Hay
que aclarar antes que todos los meses de marzo son especiales, porque
es cuando la naturaleza se viste de novia y las flores se atreven a
existir.
Dicen,
sin embargo, que aquel año tuvo algo diferente, algo que abrió la
puerta a lo desconocido y la volvió a cerrar con igual misterio,
para asombro de muchos.
Y es
que ese año, las flores comenzaron a derramar luz.
Al
principio fue algo casual, casi imperceptible. Un juego óptico,
decían algunos. Un engaño visual, decían otros. El caso era que,
cada vez que alguien se acercaba a una flor y después cerraba los
ojos, podía percibir con total claridad cómo su luz se le quedaba
pegada al párpado, y la seguía viendo.
Las
flores comenzaban a iluminarse ellas mismas, de forma muy vaga al
principio, y muy clara después, como si fueran luciérnagas.

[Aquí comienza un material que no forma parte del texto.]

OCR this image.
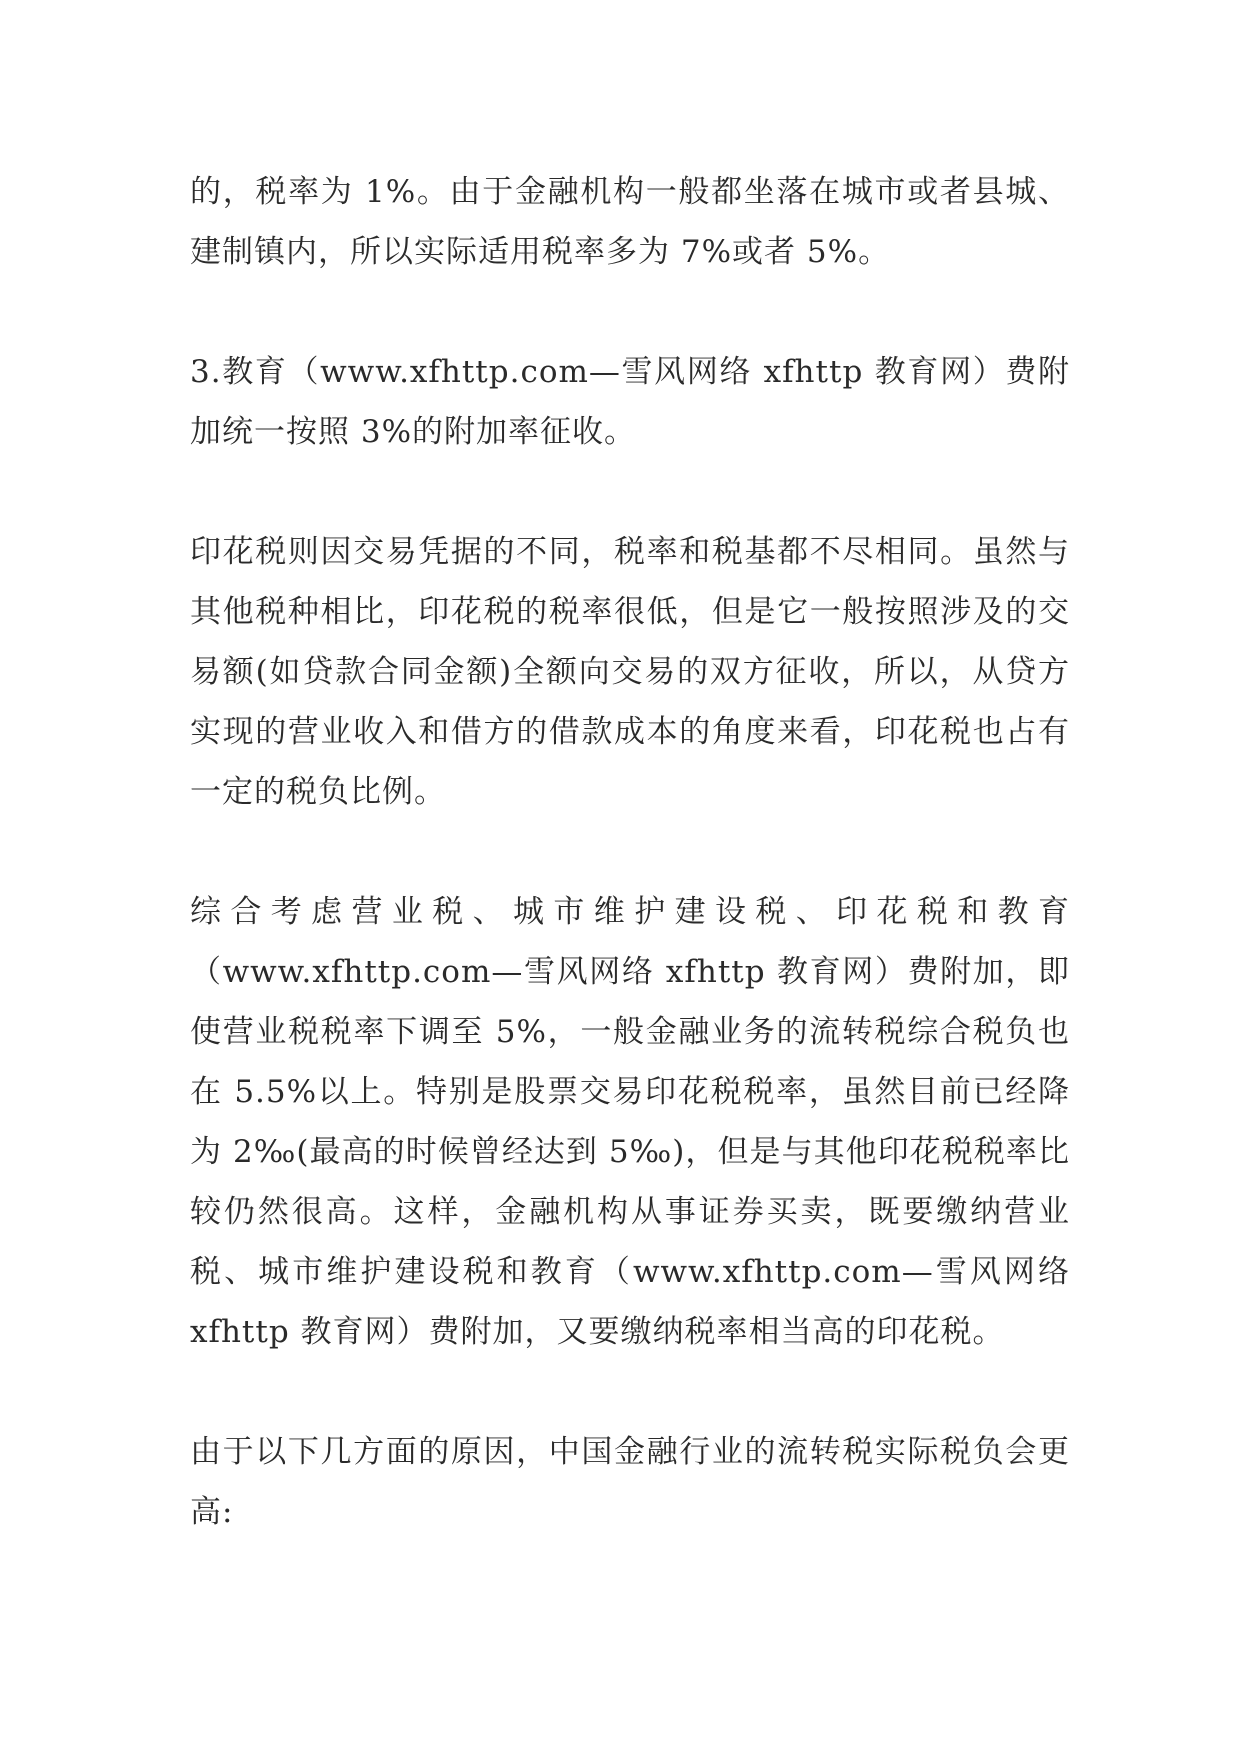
的，税率为 1%。由于金融机构一般都坐落在城市或者县城、建制镇内，所以实际适用税率多为 7%或者 5%。

3.教育（www.xfhttp.com—雪风网络 xfhttp 教育网）费附加统一按照 3%的附加率征收。

印花税则因交易凭据的不同，税率和税基都不尽相同。虽然与其他税种相比，印花税的税率很低，但是它一般按照涉及的交易额(如贷款合同金额)全额向交易的双方征收，所以，从贷方实现的营业收入和借方的借款成本的角度来看，印花税也占有一定的税负比例。

综合考虑营业税、城市维护建设税、印花税和教育（www.xfhttp.com—雪风网络 xfhttp 教育网）费附加，即使营业税税率下调至 5%，一般金融业务的流转税综合税负也在 5.5%以上。特别是股票交易印花税税率，虽然目前已经降为 2‰(最高的时候曾经达到 5‰)，但是与其他印花税税率比较仍然很高。这样，金融机构从事证券买卖，既要缴纳营业税、城市维护建设税和教育（www.xfhttp.com—雪风网络 xfhttp 教育网）费附加，又要缴纳税率相当高的印花税。

由于以下几方面的原因，中国金融行业的流转税实际税负会更高:
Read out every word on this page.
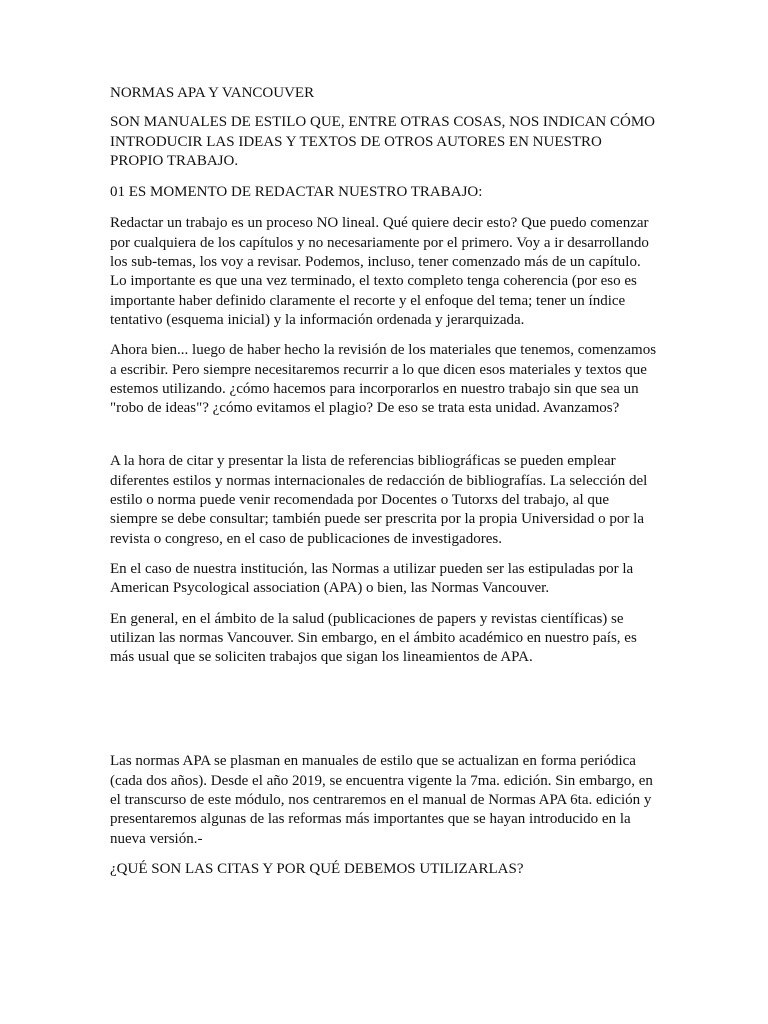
NORMAS APA Y VANCOUVER

SON MANUALES DE ESTILO QUE, ENTRE OTRAS COSAS, NOS INDICAN CÓMO INTRODUCIR LAS IDEAS Y TEXTOS DE OTROS AUTORES EN NUESTRO PROPIO TRABAJO.

01 ES MOMENTO DE REDACTAR NUESTRO TRABAJO:

Redactar un trabajo es un proceso NO lineal. Qué quiere decir esto? Que puedo comenzar por cualquiera de los capítulos y no necesariamente por el primero. Voy a ir desarrollando los sub-temas, los voy a revisar. Podemos, incluso, tener comenzado más de un capítulo. Lo importante es que una vez terminado, el texto completo tenga coherencia (por eso es importante haber definido claramente el recorte y el enfoque del tema; tener un índice tentativo (esquema inicial) y la información ordenada y jerarquizada.

Ahora bien... luego de haber hecho la revisión de los materiales que tenemos, comenzamos a escribir. Pero siempre necesitaremos recurrir a lo que dicen esos materiales y textos que estemos utilizando. ¿cómo hacemos para incorporarlos en nuestro trabajo sin que sea un "robo de ideas"? ¿cómo evitamos el plagio? De eso se trata esta unidad. Avanzamos?

A la hora de citar y presentar la lista de referencias bibliográficas se pueden emplear diferentes estilos y normas internacionales de redacción de bibliografías. La selección del estilo o norma puede venir recomendada por Docentes o Tutorxs del trabajo, al que siempre se debe consultar; también puede ser prescrita por la propia Universidad o por la revista o congreso, en el caso de publicaciones de investigadores.

En el caso de nuestra institución, las Normas a utilizar pueden ser las estipuladas por la American Psycological association (APA) o bien, las Normas Vancouver.

En general, en el ámbito de la salud (publicaciones de papers y revistas científicas) se utilizan las normas Vancouver. Sin embargo, en el ámbito académico en nuestro país, es más usual que se soliciten trabajos que sigan los lineamientos de APA.

Las normas APA se plasman en manuales de estilo que se actualizan en forma periódica (cada dos años). Desde el año 2019, se encuentra vigente la 7ma. edición. Sin embargo, en el transcurso de este módulo, nos centraremos en el manual de Normas APA 6ta. edición y presentaremos algunas de las reformas más importantes que se hayan introducido en la nueva versión.-

¿QUÉ SON LAS CITAS Y POR QUÉ DEBEMOS UTILIZARLAS?
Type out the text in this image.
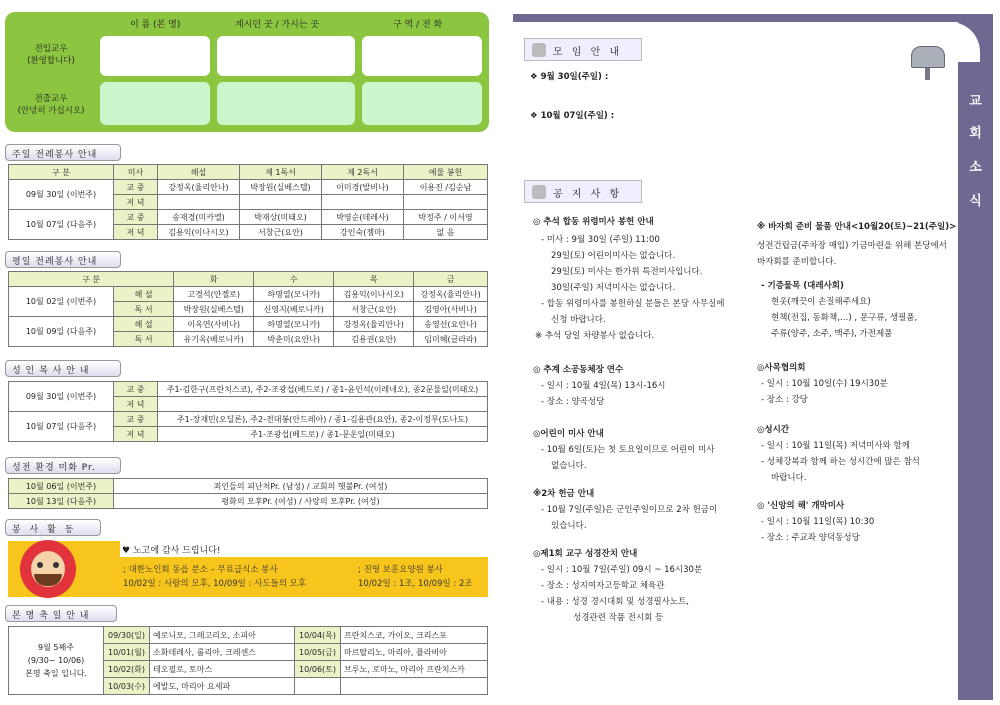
이 름 (본 명)	계시던 곳 / 가시는 곳	구 역 / 전 화
전입교우
(환영합니다)
전출교우
(안녕히 가십시오)
주일 전례봉사 안내
구 분	미사	해설	제 1독서	제 2독서	예물 봉헌
09월 30일 (이번주)	교 중	강정옥(율리안나)	박장원(실베스텔)	이미경(발비나)	이용진 /김순남
	저 녁				
10월 07일 (다음주)	교 중	송재경(미카엘)	박재상(미태오)	박영순(데레사)	박정주 / 이서영
	저 녁	김용익(이나시오)	서창근(요안)	강인숙(젬마)	없 음
평일 전례봉사 안내
구 분		화	수	목	금
10월 02일 (이번주)	해 설	고경석(안젤로)	하명열(모니카)	김용익(이나시오)	강정옥(율리안나)
	독 서	박장원(실베스텔)	신영지(베로니카)	서창근(요안)	김영아(사비나)
10월 09일 (다음주)	해 설	이옥연(사비나)	하명열(모니카)	강정옥(율리안나)	송영선(요안나)
	독 서	유기옥(베로니카)	박춘미(요안나)	김용권(요안)	임미혜(글라라)
성 인 복 사 안 내
09월 30일 (이번주)	교 중	주1-김한구(프란치스코), 주2-조광섭(베드로) / 종1-윤인석(이레네오), 종2문물일(미태오)
	저 녁	
10월 07일 (다음주)	교 중	주1-장재민(오딜론), 주2-전대봉(안드레아) / 종1-김용관(요안), 종2-이정무(도나도)
	저 녁	주1-조광섭(베드로) / 종1-문운일(미태오)
성전 환경 미화 Pr.
10월 06일 (이번주)	죄인들의 피난처Pr. (남성) / 교회의 햇불Pr. (여성)
10월 13일 (다음주)	평화의 모후Pr. (여성) / 사랑의 모후Pr. (여성)
봉 사 활 동
♥ 노고에 감사 드립니다!
; 대한노인회 동읍 분소 – 무료급식소 봉사
10/02일 : 사랑의 모후, 10/09일 : 사도들의 모후
; 진영 보훈요양원 봉사
10/02일 : 1조, 10/09일 : 2조
본 명 축 일 안 내
9월 5째주
(9/30~ 10/06)
본명 축일 입니다.	09/30(일)	예로니모, 그레고리오, 소피아	10/04(목)	프란치스코, 가이오, 크리스포
	10/01(월)	소화데레사, 롤리아, 크레센스	10/05(금)	마르탈리노, 마리아, 플라비아
	10/02(화)	테오필로, 토마스	10/06(토)	브루노, 로마노, 마리아 프란치스카
	10/03(수)	에발도, 마리아 요세파		
교
회
소
식
모 임 안 내
❖ 9월 30일(주일) :
❖ 10월 07일(주일) :
공 지 사 항
◎ 추석 합동 위령미사 봉헌 안내
- 미사 : 9월 30일 (주일) 11:00
29일(토) 어린이미사는 없습니다.
29일(토) 미사는 한가위 특전미사입니다.
30일(주일) 저녁미사는 없습니다.
- 합동 위령미사를 봉헌하실 분들은 본당 사무실에
신청 바랍니다.
※ 추석 당일 차량봉사 없습니다.
◎ 추계 소공동체장 연수
- 일시 : 10월 4일(목) 13시-16시
- 장소 : 양곡성당
◎어린이 미사 안내
- 10월 6일(토)는 첫 토요일이므로 어린이 미사
없습니다.
※2차 헌금 안내
- 10월 7일(주일)은 군인주일이므로 2차 헌금이
있습니다.
◎제1회 교구 성경잔치 안내
- 일시 : 10월 7일(주일) 09시 ~ 16시30분
- 장소 : 성지여자고등학교 체육관
- 내용 : 성경 경시대회 및 성경필사노트,
성경관련 작품 전시회 등
※ 바자회 준비 물품 안내<10월20(토)~21(주일)>
성전건립금(주차장 매입) 기금마련을 위해 본당에서
바자회를 준비합니다.
- 기증물목 (대레사회)
현옷(깨끗이 손질해주세요)
현책(전집, 동화책,…) , 문구류, 생필품,
주류(양주, 소주, 맥주), 가전제품
◎사목협의회
- 일시 : 10월 10일(수) 19시30분
- 장소 : 강당
◎성시간
- 일시 : 10월 11일(목) 저녁미사와 함께
- 성체강복과 함께 하는 성시간에 많은 참석
바랍니다.
◎ '신앙의 해' 개막미사
- 일시 : 10월 11일(목) 10:30
- 장소 : 주교좌 양덕동성당
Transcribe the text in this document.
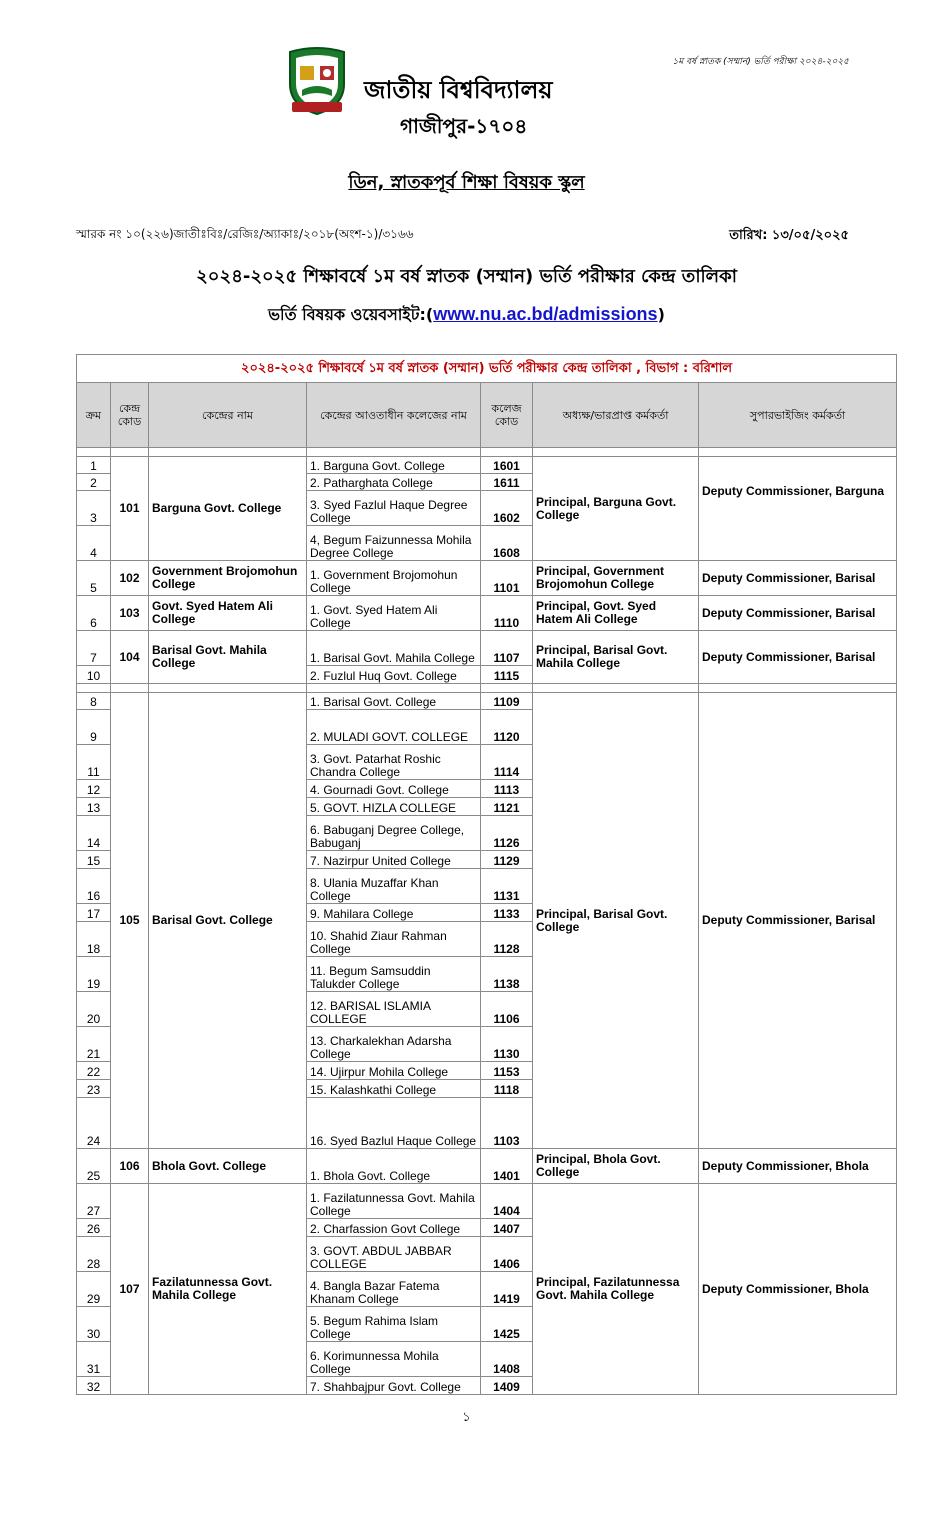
১ম বর্ষ স্নাতক (সম্মান) ভর্তি পরীক্ষা ২০২৪-২০২৫
জাতীয় বিশ্ববিদ্যালয়
গাজীপুর-১৭০৪
ডিন, স্নাতকপূর্ব শিক্ষা বিষয়ক স্কুল
স্মারক নং ১০(২২৬)জাতীঃবিঃ/রেজিঃ/অ্যাকাঃ/২০১৮(অংশ-১)/৩১৬৬	তারিখ: ১৩/০৫/২০২৫
২০২৪-২০২৫ শিক্ষাবর্ষে ১ম বর্ষ স্নাতক (সম্মান) ভর্তি পরীক্ষার কেন্দ্র তালিকা
ভর্তি বিষয়ক ওয়েবসাইট:(www.nu.ac.bd/admissions)
২০২৪-২০২৫ শিক্ষাবর্ষে ১ম বর্ষ স্নাতক (সম্মান) ভর্তি পরীক্ষার কেন্দ্র তালিকা , বিভাগ : বরিশাল						
ক্রম	কেন্দ্র কোড	কেন্দ্রের নাম	কেন্দ্রের আওতাধীন কলেজের নাম	কলেজ কোড	অধ্যক্ষ/ভারপ্রাপ্ত কর্মকর্তা	সুপারভাইজিং কর্মকর্তা

1	101	Barguna Govt. College	1. Barguna Govt. College	1601	Principal, Barguna Govt. College	Deputy Commissioner, Barguna
2			2. Patharghata College	1611		
3			3. Syed Fazlul Haque Degree College	1602		
4			4, Begum Faizunnessa Mohila Degree College	1608		
5	102	Government Brojomohun College	1. Government Brojomohun College	1101	Principal, Government Brojomohun College	Deputy Commissioner, Barisal
6	103	Govt. Syed Hatem Ali College	1. Govt. Syed Hatem Ali College	1110	Principal, Govt. Syed Hatem Ali College	Deputy Commissioner, Barisal
7	104	Barisal Govt. Mahila College	1. Barisal Govt. Mahila College	1107	Principal, Barisal Govt. Mahila College	Deputy Commissioner, Barisal
10			2. Fuzlul Huq Govt. College	1115		

8	105	Barisal Govt. College	1. Barisal Govt. College	1109	Principal, Barisal Govt. College	Deputy Commissioner, Barisal
9			2. MULADI GOVT. COLLEGE	1120		
11			3. Govt. Patarhat Roshic Chandra College	1114		
12			4. Gournadi Govt. College	1113		
13			5. GOVT. HIZLA COLLEGE	1121		
14			6. Babuganj Degree College, Babuganj	1126		
15			7. Nazirpur United College	1129		
16			8. Ulania Muzaffar Khan College	1131		
17			9. Mahilara College	1133		
18			10. Shahid Ziaur Rahman College	1128		
19			11. Begum Samsuddin Talukder College	1138		
20			12. BARISAL ISLAMIA COLLEGE	1106		
21			13. Charkalekhan Adarsha College	1130		
22			14. Ujirpur Mohila College	1153		
23			15. Kalashkathi College	1118		
24			16. Syed Bazlul Haque College	1103		
25	106	Bhola Govt. College	1. Bhola Govt. College	1401	Principal, Bhola Govt. College	Deputy Commissioner, Bhola
27	107	Fazilatunnessa Govt. Mahila College	1. Fazilatunnessa Govt. Mahila College	1404	Principal, Fazilatunnessa Govt. Mahila College	Deputy Commissioner, Bhola
26			2. Charfassion Govt College	1407		
28			3. GOVT. ABDUL JABBAR COLLEGE	1406		
29			4. Bangla Bazar Fatema Khanam College	1419		
30			5. Begum Rahima Islam College	1425		
31			6. Korimunnessa Mohila College	1408		
32			7. Shahbajpur Govt. College	1409		
১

Parecían una bombilla de bajo consumo que tarda en encender. Pero el
caso es que todo el mundo era capaz de verlo.
Los
campos se llenaban de múltiples luminarias pequeñitas, encendidas
como velitas, cada una de su color: luz blanca para las margaritas,
luz violeta para las violetas, luz rosa para las rosas, luz dorada
para los dientes de león... Aquellas flores que combinaban dos o más
colores eran todo un espectáculo, pues lanzaban varios destellos
luminosos que jugueteaban y bailaban entre sí, entremezclándose con
gracia.
Comenzó
a correr la leyenda de que las hadas habían embrujado al mundo, y de
que un hechizo mágico era el que estaba causando todo el fenómeno.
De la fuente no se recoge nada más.